Gaganendranath Tagore’s satire (1917)

Gaganendranath Tagore’s satire (1917)
In this image, printed in ink on paper in 1917 in Kolkata, an Indian man sits in a train carriage and is getting changed into his western clothes. A train guard is about to enter the carriage. In colonial India train carriages were racially divided and train guards were usually of Anglo-Indian descent. These often discriminated against native Indians. Here, the train guard has caught the native Indian trying to change his identity. The subtitle reads: “Don’t come into the room, I am about to become a sab.”

This is from a collection of 16 lithographs bound in one volume. The lithographs are a series of caricatures of Bengali life, depicting the artist’s satirical comments on a range of subjects including the caste system, the hypocrisy of Hindu priests and the double-standards of the affluent western-educated members of society known as the Bhadralok.

Gaganendranath Tagore (1867-1938) was a satirical cartoonist and painter. Born in Calcutta, Gaganendranath grew up in a family whose exceptional creativity spearheaded Calcutta’s cultural scene. Gaganendranath was the nephew of poet Rabindranath Tagore and brother of Abanindranath Tagore, the pioneer and leading exponent of the Bengal School of Art.

The artist received no formal education but was trained under the British school water colourist Harinarayan Bandopadhyay.

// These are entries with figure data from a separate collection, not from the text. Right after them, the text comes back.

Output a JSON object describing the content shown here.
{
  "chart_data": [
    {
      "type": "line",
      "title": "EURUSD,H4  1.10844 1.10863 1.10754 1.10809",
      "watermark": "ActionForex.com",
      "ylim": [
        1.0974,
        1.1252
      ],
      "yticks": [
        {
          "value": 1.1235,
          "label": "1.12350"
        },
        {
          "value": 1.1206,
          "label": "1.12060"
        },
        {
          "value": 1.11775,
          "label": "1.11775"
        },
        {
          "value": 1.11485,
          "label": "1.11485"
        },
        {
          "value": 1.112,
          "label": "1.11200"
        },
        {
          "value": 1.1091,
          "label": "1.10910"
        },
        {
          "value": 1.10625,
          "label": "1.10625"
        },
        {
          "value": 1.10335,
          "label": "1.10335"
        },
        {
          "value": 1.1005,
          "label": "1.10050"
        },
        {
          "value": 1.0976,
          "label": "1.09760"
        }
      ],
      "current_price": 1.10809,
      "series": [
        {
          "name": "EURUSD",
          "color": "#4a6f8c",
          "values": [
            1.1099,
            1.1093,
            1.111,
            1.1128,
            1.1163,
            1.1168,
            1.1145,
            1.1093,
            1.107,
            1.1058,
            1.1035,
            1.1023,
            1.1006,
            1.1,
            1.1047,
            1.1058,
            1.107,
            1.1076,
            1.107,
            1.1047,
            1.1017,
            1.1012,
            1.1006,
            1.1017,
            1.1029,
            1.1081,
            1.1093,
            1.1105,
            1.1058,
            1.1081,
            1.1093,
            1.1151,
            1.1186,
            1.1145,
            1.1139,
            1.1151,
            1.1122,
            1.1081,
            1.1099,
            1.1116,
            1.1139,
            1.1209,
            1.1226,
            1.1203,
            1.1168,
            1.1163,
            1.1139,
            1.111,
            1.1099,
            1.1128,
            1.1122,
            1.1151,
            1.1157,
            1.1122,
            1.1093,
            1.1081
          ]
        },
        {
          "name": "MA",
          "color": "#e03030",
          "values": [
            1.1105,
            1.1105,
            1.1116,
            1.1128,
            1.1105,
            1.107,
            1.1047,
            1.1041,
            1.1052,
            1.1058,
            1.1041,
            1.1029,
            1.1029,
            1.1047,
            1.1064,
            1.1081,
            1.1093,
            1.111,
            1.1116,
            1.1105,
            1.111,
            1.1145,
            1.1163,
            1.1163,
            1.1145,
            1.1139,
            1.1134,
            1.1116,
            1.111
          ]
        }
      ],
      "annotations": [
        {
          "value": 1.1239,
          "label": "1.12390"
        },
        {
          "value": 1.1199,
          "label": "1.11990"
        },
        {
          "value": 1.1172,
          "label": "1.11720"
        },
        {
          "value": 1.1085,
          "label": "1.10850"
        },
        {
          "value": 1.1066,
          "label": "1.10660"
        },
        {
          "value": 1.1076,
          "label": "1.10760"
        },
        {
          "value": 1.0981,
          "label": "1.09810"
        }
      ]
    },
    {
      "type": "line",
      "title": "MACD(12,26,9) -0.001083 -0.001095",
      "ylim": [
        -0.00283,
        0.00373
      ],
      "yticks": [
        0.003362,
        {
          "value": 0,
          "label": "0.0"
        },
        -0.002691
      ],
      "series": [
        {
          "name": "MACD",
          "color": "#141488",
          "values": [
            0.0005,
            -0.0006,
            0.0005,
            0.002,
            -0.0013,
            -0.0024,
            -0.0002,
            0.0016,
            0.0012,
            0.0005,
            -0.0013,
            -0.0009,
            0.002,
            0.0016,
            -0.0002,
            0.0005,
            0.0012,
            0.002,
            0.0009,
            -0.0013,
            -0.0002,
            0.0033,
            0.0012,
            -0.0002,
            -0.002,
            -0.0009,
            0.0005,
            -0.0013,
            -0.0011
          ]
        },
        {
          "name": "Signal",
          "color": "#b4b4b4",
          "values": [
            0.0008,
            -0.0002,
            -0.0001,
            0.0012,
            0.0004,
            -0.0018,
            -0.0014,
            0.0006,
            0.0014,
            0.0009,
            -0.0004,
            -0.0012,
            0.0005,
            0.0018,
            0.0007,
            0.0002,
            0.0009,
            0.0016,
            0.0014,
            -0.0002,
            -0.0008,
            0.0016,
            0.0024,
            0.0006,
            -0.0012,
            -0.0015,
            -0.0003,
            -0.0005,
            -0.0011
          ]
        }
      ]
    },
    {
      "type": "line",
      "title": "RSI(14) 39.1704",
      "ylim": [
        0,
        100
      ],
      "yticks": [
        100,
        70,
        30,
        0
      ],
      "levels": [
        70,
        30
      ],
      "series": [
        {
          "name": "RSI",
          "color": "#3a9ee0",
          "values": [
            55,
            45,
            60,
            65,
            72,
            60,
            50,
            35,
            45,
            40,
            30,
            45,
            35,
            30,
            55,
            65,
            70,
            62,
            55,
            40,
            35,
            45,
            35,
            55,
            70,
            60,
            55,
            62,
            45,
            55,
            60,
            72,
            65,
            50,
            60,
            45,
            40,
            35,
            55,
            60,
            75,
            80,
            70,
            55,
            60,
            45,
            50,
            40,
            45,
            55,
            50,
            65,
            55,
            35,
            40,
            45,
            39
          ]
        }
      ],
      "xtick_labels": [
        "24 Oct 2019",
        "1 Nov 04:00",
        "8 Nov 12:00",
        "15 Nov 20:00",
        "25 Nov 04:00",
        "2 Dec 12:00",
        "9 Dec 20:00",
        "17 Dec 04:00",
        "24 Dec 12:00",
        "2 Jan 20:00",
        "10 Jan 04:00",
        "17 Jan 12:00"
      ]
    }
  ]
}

In 1907, he founded the Indian Society of Oriental Art with his brother Abanindranath. Between 1906 and 1910, the artist assimilated the Japanese brush technique and Far Eastern pictorial conventions into his own work. From 1910 until 1914, Gaganendranath developed his own approach to SUMI-E or black ink. Between 1915 and 1919, the artist, with the help of his brother, set up the Bichitra club in the Tagore family house. The club served as an important social, intellectual and artistic hub of cultural life in Calcutta, where many artists, including Nandalal Bose, A.K. Haldar and Suren Kar worked at their paintings.

During these years, Gaganendranath abandoned the ideological revivalism embraced by the Bengal School of Art and took up caricature to satirize the westernised middle class of urban Bengal. The artist’s popularity was secured in 1917 when Modern Review published many of his shrewd cartoons. From 1917 onwards, his lithographs appeared in a series of books, including: Play of Opposites, Realm of the Absurd and Reform Screams. In these mocking pieces, the austerity of Kalighat paintings is wedded to the simplicity of Japanese prints. Between 1920 until 1925, Gaganendranath, informed about modern European art, pioneered experiments in cubism colour and in ink. His work however, was pictorially closer to the dynamism of Italian Futurism rather than the work of Picasso and Braque. From 1925 onwards, the artist developed a complex post-cubist style. Gaganendranath’s work has been exhibited internationally.

In this series of caricatures, the artist wanted to highlight the nature of society in India at a time when the struggle for Indian Independence from British rule was just beginning. He wanted to expose the hypocrisy of the Hindu priesthood as well as the rich westernised Indians who had lost sight of the value of their own culture. This album was printed in small quantities and was sold for four rupees.